Plot corrected UBC PM 2.5

r2value_cor = round(
    stats.pearsonr(df_final2[f'PM{pm} [ug/m3]'].values, df_final2[f'{ubc_pm}{pm_u}_cor'].values)[0], 2
)
r2value = round(
    stats.pearsonr(df_final2[f'PM{pm} [ug/m3]'].values, df_final2[f'{ubc_pm}{pm_u}_env'].values)[0], 2
)
rmse_cor = str(
    round(
        mean_squared_error(
            df_final2[f'PM{pm} [ug/m3]'].values, df_final2[f'{ubc_pm}{pm_u}_cor'].values, squared=False
        ),
        2,
    )
)
rmse = str(
    round(
        mean_squared_error(
            df_final2[f'PM{pm} [ug/m3]'].values, df_final2[f'{ubc_pm}{pm_u}_env'].values, squared=False
        ),
        2,
    )
)
anchored_text = AnchoredText(
    "UBC-PM-03:        " + r"$r$ " + f"{r2value} rmse: {rmse}" + " \nUBC-PM-03 Cor:  " + r"$r$ " + f"{r2value_cor} rmse: {rmse_cor}"  ,
    loc="upper left",
    prop={"size": 12, "zorder": 10},
)


fig = plt.figure(figsize=(14, 12))
fig.autofmt_xdate()
xfmt = DateFormatter("%m-%d %H:00")
fig.suptitle(r"PM 2.5 ($\frac{\mu g}{m^3}$)", fontsize=16)
ax = fig.add_subplot(2, 1, 2)
ax.plot(df_final2.index,df_final2[f'PM{pm} [ug/m3]'].values, lw = 4.0, label = 'GRIMM', color = colors[0])
ax.plot(df_final2.index,df_final2[f'{ubc_pm}{pm_u}_cor'], label = 'UBC-PM-03 Corrected', color = colors[1])
ax.plot(df_final2.index,df_final2[f'{ubc_pm}{pm_u}_env'].values, label = 'UBC-PM-03', color = colors[2])
ax.set_ylabel(r'$\frac{\mu g}{m^3}$', rotation=0)
ax.set_xlabel('Time (MM-DD HH)')
ax.legend(
    loc="upper center",
    bbox_to_anchor=(0.5, 2.44),
    ncol=6,
    fancybox=True,
    shadow=True,
)
ax = fig.add_subplot(2, 2, 1)
size = 6
ax.scatter(df_final2[f'PM{pm} [ug/m3]'], df_final2[f'PM{pm} [ug/m3]'], s=size, color = colors[0])
ax.scatter(df_final2[f'PM{pm} [ug/m3]'], df_final2[f'{ubc_pm}{pm_u}_cor'], s=size, color = colors[1])
ax.scatter(df_final2[f'PM{pm} [ug/m3]'], df_final2[f'{ubc_pm}{pm_u}_env'], s=size, color = colors[2])
ax.set_ylabel(r'UBC $\frac{\mu g}{m^3}$', rotation=0)
ax.set_xlabel(r'GRIMM $\frac{\mu g}{m^3}$')
ax.add_artist(anchored_text)

ax = fig.add_subplot(2, 2, 2)
bins = 20
alpha = 0.6
ax.hist(df_final2[f'PM{pm} [ug/m3]'],bins,alpha = alpha, color = colors[0], zorder = 10)
ax.hist(df_final2[f'{ubc_pm}{pm_u}_cor'],bins, alpha = alpha, color = colors[1])
ax.hist(df_final2[f'{ubc_pm}{pm_u}_env'],bins, alpha = alpha, color = colors[2])

ax.set_ylabel('Count')
ax.set_xlabel(r'$\frac{\mu g}{m^3}$')
Text(0.5, 0, '$\\frac{\\mu g}{m^3}$')
_images/calibration_dynamic_46_1.png

While the MLP moves the PM2.5 concentration values in the correct direction, we recognize this is approach will not work when applied to our field measurements.

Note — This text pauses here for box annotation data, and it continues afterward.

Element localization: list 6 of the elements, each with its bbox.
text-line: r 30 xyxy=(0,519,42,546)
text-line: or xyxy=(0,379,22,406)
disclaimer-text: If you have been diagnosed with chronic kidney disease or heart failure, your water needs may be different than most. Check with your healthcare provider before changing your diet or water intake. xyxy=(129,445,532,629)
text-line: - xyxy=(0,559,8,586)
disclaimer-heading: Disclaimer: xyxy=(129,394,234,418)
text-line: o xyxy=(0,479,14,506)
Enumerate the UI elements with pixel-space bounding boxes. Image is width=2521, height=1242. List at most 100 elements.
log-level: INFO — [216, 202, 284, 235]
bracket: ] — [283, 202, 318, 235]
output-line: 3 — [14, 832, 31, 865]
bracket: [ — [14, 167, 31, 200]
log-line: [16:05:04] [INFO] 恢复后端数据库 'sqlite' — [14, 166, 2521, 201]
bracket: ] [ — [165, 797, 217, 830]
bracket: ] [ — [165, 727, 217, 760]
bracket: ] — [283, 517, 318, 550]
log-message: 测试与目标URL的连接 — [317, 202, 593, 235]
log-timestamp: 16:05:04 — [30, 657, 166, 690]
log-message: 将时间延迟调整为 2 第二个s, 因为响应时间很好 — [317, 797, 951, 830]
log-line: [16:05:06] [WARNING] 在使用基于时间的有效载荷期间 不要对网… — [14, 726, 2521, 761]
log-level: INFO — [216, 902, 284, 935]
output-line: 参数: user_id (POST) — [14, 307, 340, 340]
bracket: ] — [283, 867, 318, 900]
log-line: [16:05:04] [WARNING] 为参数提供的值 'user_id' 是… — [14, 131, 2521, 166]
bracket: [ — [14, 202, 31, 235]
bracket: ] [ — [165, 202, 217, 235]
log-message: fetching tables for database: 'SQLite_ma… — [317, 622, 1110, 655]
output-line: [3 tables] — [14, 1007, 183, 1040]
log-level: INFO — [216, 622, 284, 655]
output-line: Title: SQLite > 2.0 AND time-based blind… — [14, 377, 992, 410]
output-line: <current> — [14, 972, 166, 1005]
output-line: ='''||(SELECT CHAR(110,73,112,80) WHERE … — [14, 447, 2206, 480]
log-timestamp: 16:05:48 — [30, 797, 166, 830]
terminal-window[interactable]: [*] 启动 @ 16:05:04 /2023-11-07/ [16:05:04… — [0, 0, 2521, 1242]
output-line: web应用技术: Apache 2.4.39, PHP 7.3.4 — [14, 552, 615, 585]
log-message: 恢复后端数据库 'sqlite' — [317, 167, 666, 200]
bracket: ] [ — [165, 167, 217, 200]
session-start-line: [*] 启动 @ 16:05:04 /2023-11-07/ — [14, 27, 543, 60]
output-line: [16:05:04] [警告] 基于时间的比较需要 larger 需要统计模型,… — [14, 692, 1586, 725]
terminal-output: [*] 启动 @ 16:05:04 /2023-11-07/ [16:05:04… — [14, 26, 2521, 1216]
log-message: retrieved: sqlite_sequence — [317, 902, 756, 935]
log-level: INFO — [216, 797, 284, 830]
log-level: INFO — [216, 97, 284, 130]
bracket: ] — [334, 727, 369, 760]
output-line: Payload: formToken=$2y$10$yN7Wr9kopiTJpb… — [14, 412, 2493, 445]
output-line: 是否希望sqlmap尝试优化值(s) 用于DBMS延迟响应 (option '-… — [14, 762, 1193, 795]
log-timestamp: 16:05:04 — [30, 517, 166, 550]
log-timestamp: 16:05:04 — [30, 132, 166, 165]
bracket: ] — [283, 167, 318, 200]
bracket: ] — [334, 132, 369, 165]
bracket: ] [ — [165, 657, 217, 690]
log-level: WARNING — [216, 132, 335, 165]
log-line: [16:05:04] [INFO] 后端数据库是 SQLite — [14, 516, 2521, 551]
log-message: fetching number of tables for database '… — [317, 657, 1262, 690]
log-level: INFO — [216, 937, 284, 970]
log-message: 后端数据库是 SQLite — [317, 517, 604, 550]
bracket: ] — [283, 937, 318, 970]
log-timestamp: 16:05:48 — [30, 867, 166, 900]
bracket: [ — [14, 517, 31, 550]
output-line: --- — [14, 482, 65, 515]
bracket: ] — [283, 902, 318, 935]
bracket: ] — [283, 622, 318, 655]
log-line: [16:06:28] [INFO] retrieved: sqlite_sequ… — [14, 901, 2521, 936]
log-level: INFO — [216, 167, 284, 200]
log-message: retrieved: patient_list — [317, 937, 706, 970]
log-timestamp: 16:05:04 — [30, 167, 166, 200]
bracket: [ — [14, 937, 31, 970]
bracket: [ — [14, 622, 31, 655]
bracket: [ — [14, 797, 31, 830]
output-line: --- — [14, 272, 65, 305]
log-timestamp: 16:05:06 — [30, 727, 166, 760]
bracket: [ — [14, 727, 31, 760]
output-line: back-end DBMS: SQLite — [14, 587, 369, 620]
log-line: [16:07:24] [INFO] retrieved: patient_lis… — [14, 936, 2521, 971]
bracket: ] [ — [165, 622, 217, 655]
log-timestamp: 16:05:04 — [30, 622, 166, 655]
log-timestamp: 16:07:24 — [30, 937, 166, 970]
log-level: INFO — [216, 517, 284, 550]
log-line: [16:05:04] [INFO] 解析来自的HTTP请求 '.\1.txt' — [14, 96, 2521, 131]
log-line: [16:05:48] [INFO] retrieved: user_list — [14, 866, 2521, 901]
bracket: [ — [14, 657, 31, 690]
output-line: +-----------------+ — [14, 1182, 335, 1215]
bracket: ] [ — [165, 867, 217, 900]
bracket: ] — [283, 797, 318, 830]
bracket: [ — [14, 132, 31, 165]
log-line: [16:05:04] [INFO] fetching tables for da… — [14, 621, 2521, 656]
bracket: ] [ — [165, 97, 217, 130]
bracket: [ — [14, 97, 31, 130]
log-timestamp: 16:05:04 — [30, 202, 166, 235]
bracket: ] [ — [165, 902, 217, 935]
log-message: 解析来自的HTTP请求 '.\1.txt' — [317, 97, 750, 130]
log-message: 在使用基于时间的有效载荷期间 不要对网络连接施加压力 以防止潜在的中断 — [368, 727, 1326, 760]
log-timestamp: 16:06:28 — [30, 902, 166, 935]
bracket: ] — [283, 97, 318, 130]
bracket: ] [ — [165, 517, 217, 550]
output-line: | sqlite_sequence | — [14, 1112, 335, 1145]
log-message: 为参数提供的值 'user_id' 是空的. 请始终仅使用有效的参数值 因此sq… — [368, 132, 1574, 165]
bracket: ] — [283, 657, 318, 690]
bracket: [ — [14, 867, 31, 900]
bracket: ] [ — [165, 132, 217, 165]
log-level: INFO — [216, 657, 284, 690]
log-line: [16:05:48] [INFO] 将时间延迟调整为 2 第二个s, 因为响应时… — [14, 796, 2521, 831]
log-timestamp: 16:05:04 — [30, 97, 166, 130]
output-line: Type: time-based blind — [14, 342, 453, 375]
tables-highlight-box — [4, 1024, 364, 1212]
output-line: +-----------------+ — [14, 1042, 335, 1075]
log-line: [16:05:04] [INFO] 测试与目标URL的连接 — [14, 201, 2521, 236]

Our current MLP model is trained from particular conditions with a narrow particle distribution size range. To make this more robust, we need to expose the sensors to a broader range of known particle compositions, sizes, and distributions in the lab.